Islamic finance has developed rapidly in the UK over the past decade and the UK government has been very supportive toward its development and promotion. The UK hosted the first stand-alone Islamic financial institution in the EU and has the highest value of Shariah compliant assets of any non-Muslim country. The UK has a strong and proud tradition of openness and flexibility which provides a strong foundation for growth when combined with London’s position as a leading international financial center and the UK’s significant Muslim population (just under 5% of the UK population according to the 2011 Census). As a result of its standing, London has long been perceived as the western hub for Islamic finance.
Review of 2016
The UK’s vote to leave the EU in 2016 and new banking regulations, such as the implementation of the Bank Recovery and Resolution Directive (Directive 2014/59/EU), affected the way in which Islamic finance transactions were structured in the UK in 2016. More generally, the geopolitical and economic circumstances (including the fall in the oil price) presented both a challenge and an opportunity for Islamic finance as Middle Eastern oil-exporting countries (who have been a key driver of the global Islamic finance industry, and who are also likely to have been the most affected by the decline in the oil price) re-assessed their balance sheets, and equally searched for alternative sources of finance, including Islamic finance, to maintain their ambitious capital-spending programs.
Against this backdrop, Islamic finance continued to play a significant role in the infrastructure, real estate and retail banking sectors in the UK. The UK is currently the number one foreign investment destination in Europe with net inflows of US$72 billion and around US$185 billion in foreign property investment alone. The fall in UK real estate values and the low pound to US dollar exchange rate following Brexit have presented buying opportunities for those looking to invest in the mid to longer term and dissuaded more cautious buyers. This is particularly attractive for Middle Eastern investors with a US dollar-denominated currency.
Preview of 2017
The UK Trade & Investment Department continues to develop initiatives to increase new opportunities in the Islamic finance sector, and this is set to continue in 2017. Sovereign wealth funds from Islamic countries are also expected to remain active in the UK in 2017.
The mandate of the Islamic Finance Task Force is to facilitate Islamic financial business, including investment in UK infrastructure by Islamic sovereign wealth funds. 2017 may see a surge in Sukuk issuance by Middle Eastern sovereigns (including those listed on the London Stock Exchange) to support their ambitious capital-spending programs in a low oil price environment.

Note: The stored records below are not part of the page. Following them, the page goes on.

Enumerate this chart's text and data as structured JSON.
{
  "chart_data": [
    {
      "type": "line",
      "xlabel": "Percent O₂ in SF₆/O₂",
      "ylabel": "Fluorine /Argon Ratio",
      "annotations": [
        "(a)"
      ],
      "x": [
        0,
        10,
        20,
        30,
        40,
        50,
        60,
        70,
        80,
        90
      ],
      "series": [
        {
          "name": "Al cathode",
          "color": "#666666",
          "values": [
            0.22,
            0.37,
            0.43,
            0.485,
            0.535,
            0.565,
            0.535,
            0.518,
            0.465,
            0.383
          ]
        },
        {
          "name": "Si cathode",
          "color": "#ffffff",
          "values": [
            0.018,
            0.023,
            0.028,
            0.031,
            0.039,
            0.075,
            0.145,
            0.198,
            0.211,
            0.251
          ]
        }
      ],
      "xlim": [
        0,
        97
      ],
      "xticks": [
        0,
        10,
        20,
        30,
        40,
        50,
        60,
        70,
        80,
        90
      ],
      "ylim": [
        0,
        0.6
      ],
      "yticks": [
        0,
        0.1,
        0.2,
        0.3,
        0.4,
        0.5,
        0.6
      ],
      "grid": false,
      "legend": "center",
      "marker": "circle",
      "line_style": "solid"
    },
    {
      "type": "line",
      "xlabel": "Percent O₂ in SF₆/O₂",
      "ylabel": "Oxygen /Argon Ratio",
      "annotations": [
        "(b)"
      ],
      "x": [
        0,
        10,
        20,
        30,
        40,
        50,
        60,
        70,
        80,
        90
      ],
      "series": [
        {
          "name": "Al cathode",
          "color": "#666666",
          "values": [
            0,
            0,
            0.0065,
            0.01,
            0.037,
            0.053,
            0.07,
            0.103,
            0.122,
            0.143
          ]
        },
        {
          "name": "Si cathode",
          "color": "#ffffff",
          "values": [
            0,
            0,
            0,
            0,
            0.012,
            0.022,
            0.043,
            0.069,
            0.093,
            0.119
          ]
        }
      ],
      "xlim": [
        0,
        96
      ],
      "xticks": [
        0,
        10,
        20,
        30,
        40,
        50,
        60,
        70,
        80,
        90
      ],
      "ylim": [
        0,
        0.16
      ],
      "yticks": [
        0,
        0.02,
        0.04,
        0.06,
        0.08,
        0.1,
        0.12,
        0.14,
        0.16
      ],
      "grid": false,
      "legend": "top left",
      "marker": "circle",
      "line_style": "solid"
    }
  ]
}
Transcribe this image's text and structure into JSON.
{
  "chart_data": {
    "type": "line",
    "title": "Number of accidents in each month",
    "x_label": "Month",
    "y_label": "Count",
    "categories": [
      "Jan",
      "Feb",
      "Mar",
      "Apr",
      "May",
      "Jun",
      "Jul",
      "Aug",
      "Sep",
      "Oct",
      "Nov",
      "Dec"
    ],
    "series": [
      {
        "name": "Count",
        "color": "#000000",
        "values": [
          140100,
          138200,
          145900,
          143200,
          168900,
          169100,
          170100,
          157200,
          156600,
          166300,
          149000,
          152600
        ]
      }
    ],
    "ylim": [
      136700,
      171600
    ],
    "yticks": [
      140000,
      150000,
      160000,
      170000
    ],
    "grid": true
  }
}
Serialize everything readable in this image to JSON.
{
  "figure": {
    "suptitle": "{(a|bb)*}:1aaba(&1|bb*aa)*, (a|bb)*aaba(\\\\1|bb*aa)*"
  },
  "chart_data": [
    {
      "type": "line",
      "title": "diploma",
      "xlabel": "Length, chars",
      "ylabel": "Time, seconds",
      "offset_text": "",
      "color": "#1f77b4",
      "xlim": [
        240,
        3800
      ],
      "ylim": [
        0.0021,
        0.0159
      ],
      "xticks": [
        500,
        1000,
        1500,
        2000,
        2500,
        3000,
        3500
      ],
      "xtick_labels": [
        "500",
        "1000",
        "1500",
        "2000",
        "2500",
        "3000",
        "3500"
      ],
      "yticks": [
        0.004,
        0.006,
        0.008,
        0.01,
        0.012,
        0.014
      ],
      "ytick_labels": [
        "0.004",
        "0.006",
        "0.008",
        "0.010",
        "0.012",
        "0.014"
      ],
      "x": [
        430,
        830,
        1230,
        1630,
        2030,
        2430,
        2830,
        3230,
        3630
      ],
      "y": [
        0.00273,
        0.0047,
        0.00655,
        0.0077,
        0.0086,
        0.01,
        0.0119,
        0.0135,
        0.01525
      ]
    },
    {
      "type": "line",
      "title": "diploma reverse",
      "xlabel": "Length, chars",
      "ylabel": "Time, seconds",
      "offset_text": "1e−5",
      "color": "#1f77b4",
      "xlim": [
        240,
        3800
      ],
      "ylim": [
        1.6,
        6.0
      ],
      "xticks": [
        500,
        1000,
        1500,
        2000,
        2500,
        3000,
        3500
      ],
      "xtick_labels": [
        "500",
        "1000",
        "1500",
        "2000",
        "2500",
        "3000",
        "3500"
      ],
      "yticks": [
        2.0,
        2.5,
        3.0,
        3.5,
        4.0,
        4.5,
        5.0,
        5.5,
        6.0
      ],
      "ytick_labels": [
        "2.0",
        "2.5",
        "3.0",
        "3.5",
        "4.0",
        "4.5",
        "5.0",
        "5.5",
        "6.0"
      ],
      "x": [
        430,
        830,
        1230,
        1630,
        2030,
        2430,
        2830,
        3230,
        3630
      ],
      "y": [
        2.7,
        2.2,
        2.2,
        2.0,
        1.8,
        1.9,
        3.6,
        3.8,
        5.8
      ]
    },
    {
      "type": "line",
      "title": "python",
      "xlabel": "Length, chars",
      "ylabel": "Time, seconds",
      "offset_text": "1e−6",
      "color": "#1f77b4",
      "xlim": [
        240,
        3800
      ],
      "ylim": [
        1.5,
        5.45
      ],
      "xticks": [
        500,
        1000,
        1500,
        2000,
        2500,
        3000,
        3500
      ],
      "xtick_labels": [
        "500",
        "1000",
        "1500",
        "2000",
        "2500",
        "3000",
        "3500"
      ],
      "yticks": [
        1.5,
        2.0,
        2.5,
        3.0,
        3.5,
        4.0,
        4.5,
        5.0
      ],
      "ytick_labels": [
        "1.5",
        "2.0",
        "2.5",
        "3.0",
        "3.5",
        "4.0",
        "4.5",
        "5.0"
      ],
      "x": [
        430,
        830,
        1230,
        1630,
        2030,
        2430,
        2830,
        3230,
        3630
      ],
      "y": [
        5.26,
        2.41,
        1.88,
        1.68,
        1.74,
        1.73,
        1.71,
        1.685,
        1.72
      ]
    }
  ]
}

The UK government believes that the growth of Islamic finance in the UK is beneficial to all UK citizens and that Islamic finance should be available to everybody. On the retail side, all consumers gain from a wider choice of retail financial services, in particular those consumers whose religious beliefs prevent them from accessing conventional finance. On the wholesale side, the entire country benefits from the UK financial services industry’s success as the leading western center for Islamic finance. The UK’s prominent position in the Islamic finance market looks set to be maintained (and potentially enhanced) by Brexit. Many of the fundamentals to doing business in the UK have not changed, and the UK government is showing a willingness to expand its horizons to attract the investment that the UK needs.